Charles Leclerc will start the Canadian Grand Prix from eighth after calling Montreal “one of the worst, if not the worst, weekends of my career,” with brake feel and tyre temperature problems leaving him without confidence in Ferrari’s SF-26 from the first practice session onward.
The scale of the struggle was clear both in the car and on the timesheet. Leclerc managed only a 1:12.976 in qualifying, about four tenths off George Russell’s pole time, while Lewis Hamilton put the other Ferrari fifth despite making a mistake on his final quick lap.
Leclerc said the lack of connection with the car has been constant. “Since FP1, I haven’t had one lap where I could feel the car,” the Ferrari driver said after qualifying. He added on F1TV: “I just felt like I’m going to put it into the wall in every single corner I do, just because the tyres were completely out of the window today, the brakes yesterday were not in the window as well.”
His frustration had already spilled onto the radio before Q3. After Q2, Leclerc told Ferrari he was “completely off the pace” and predicted he would finish the final segment “either in eighth position or in the wall,” while asking the team for clean air above everything else. He then went out and qualified exactly eighth.
This was not a problem that appeared only in the main qualifying session. After Sprint Qualifying, where he was sixth, Leclerc had already pointed to a lack of feeling on the brakes and said he was entering corners “hoping that I don’t end up going straight.” He said at the time that Ferrari had a good idea of what was going on, but was less certain it had a fix.
The contrast on the other side of the garage only sharpened the story of Ferrari’s weekend. Team principal Frédéric Vasseur said Hamilton has been “very comfortable” in the SF-26 in Canada, while Leclerc “struggled a bit more than Lewis from the beginning of the weekend.” Vasseur said Leclerc first had brake trouble on Friday and then found it difficult on Saturday to get the tyres into the right operating range.
Vasseur said tyre management has become a wider issue because the conditions are colder than last year and the teams are using harder compounds. For Leclerc, that combination has been especially damaging, because even after the brake issue improved, he still could not build enough trust to attack the corners.

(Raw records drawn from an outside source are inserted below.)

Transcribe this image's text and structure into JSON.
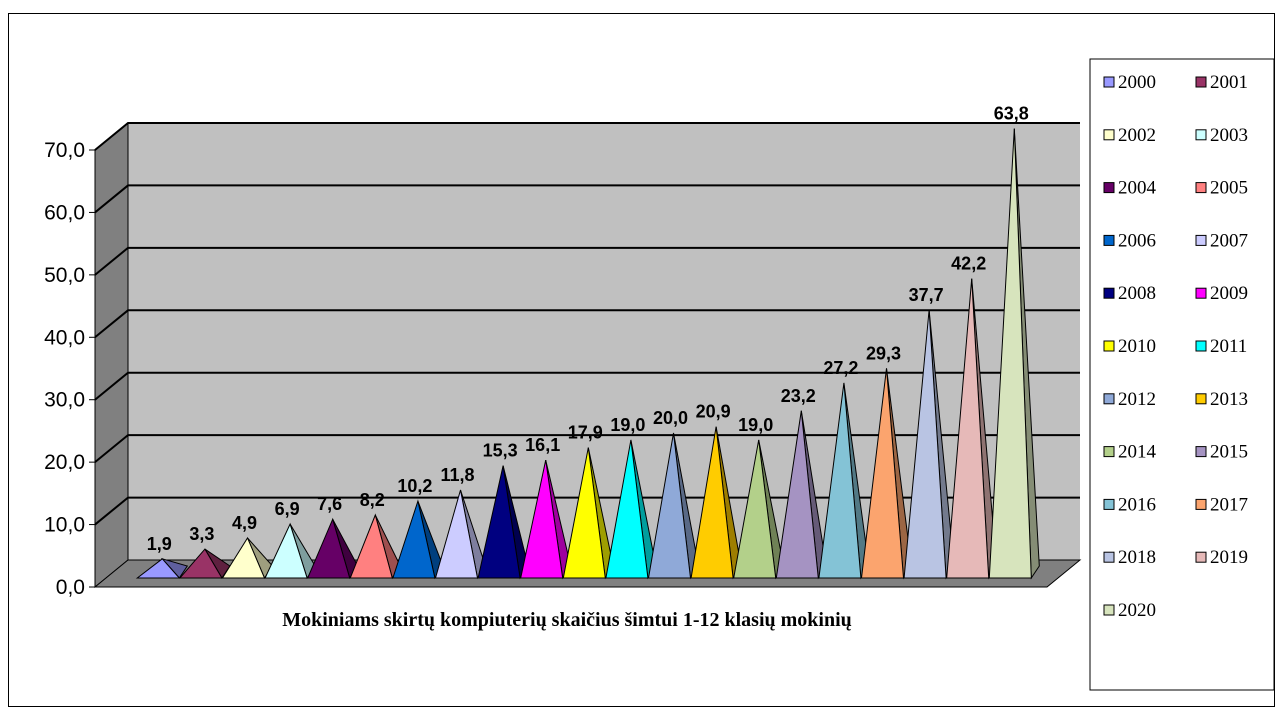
{
  "chart_data": {
    "type": "bar",
    "title": "",
    "xlabel": "Mokiniams skirtų kompiuterių skaičius šimtui 1-12 klasių mokinių",
    "ylabel": "",
    "ylim": [
      0,
      70
    ],
    "yticks": [
      "0,0",
      "10,0",
      "20,0",
      "30,0",
      "40,0",
      "50,0",
      "60,0",
      "70,0"
    ],
    "grid": true,
    "legend_position": "right",
    "series": [
      {
        "name": "2000",
        "value": 1.9,
        "label": "1,9",
        "color": "#9999ff"
      },
      {
        "name": "2001",
        "value": 3.3,
        "label": "3,3",
        "color": "#993366"
      },
      {
        "name": "2002",
        "value": 4.9,
        "label": "4,9",
        "color": "#ffffcc"
      },
      {
        "name": "2003",
        "value": 6.9,
        "label": "6,9",
        "color": "#ccffff"
      },
      {
        "name": "2004",
        "value": 7.6,
        "label": "7,6",
        "color": "#660066"
      },
      {
        "name": "2005",
        "value": 8.2,
        "label": "8,2",
        "color": "#ff8080"
      },
      {
        "name": "2006",
        "value": 10.2,
        "label": "10,2",
        "color": "#0066cc"
      },
      {
        "name": "2007",
        "value": 11.8,
        "label": "11,8",
        "color": "#ccccff"
      },
      {
        "name": "2008",
        "value": 15.3,
        "label": "15,3",
        "color": "#000080"
      },
      {
        "name": "2009",
        "value": 16.1,
        "label": "16,1",
        "color": "#ff00ff"
      },
      {
        "name": "2010",
        "value": 17.9,
        "label": "17,9",
        "color": "#ffff00"
      },
      {
        "name": "2011",
        "value": 19.0,
        "label": "19,0",
        "color": "#00ffff"
      },
      {
        "name": "2012",
        "value": 20.0,
        "label": "20,0",
        "color": "#8fa9d8"
      },
      {
        "name": "2013",
        "value": 20.9,
        "label": "20,9",
        "color": "#ffcc00"
      },
      {
        "name": "2014",
        "value": 19.0,
        "label": "19,0",
        "color": "#b3d08a"
      },
      {
        "name": "2015",
        "value": 23.2,
        "label": "23,2",
        "color": "#a593c2"
      },
      {
        "name": "2016",
        "value": 27.2,
        "label": "27,2",
        "color": "#84c3d6"
      },
      {
        "name": "2017",
        "value": 29.3,
        "label": "29,3",
        "color": "#fba46e"
      },
      {
        "name": "2018",
        "value": 37.7,
        "label": "37,7",
        "color": "#b9c4e3"
      },
      {
        "name": "2019",
        "value": 42.2,
        "label": "42,2",
        "color": "#e6b9b8"
      },
      {
        "name": "2020",
        "value": 63.8,
        "label": "63,8",
        "color": "#d7e4bd"
      }
    ]
  }
}
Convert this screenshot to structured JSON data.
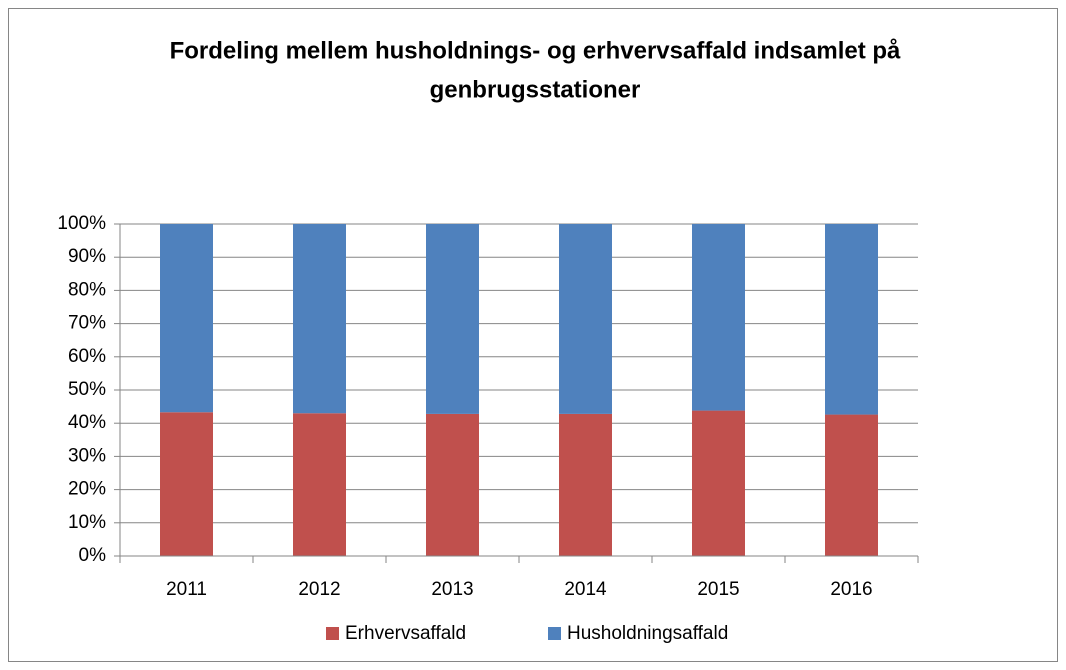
{
  "chart_data": {
    "type": "stacked_bar_percent",
    "title": [
      "Fordeling mellem husholdnings- og erhvervsaffald indsamlet på",
      "genbrugsstationer"
    ],
    "categories": [
      "2011",
      "2012",
      "2013",
      "2014",
      "2015",
      "2016"
    ],
    "series": [
      {
        "name": "Erhvervsaffald",
        "color": "#c0504d",
        "values": [
          43.3,
          43,
          42.8,
          42.8,
          43.8,
          42.6
        ]
      },
      {
        "name": "Husholdningsaffald",
        "color": "#4f81bd",
        "values": [
          56.7,
          57,
          57.2,
          57.2,
          56.2,
          57.4
        ]
      }
    ],
    "ylim": [
      0,
      100
    ],
    "yticks": [
      {
        "value": 0,
        "label": "0%"
      },
      {
        "value": 10,
        "label": "10%"
      },
      {
        "value": 20,
        "label": "20%"
      },
      {
        "value": 30,
        "label": "30%"
      },
      {
        "value": 40,
        "label": "40%"
      },
      {
        "value": 50,
        "label": "50%"
      },
      {
        "value": 60,
        "label": "60%"
      },
      {
        "value": 70,
        "label": "70%"
      },
      {
        "value": 80,
        "label": "80%"
      },
      {
        "value": 90,
        "label": "90%"
      },
      {
        "value": 100,
        "label": "100%"
      }
    ],
    "grid": true,
    "legend": "bottom"
  }
}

That leaves Ferrari heading into Sunday with Leclerc needing a reset more than a recovery. He said the weekend is still not over, but admitted his feeling with the car could hardly be worse. Rain may offer a chance to change the picture, yet Vasseur warned it could just as easily make things harder. He said colder temperatures, harder tyres and possible wet conditions will be “a big challenge for everybody,” with Formula 1 facing its first race in those conditions under the 2026 rules.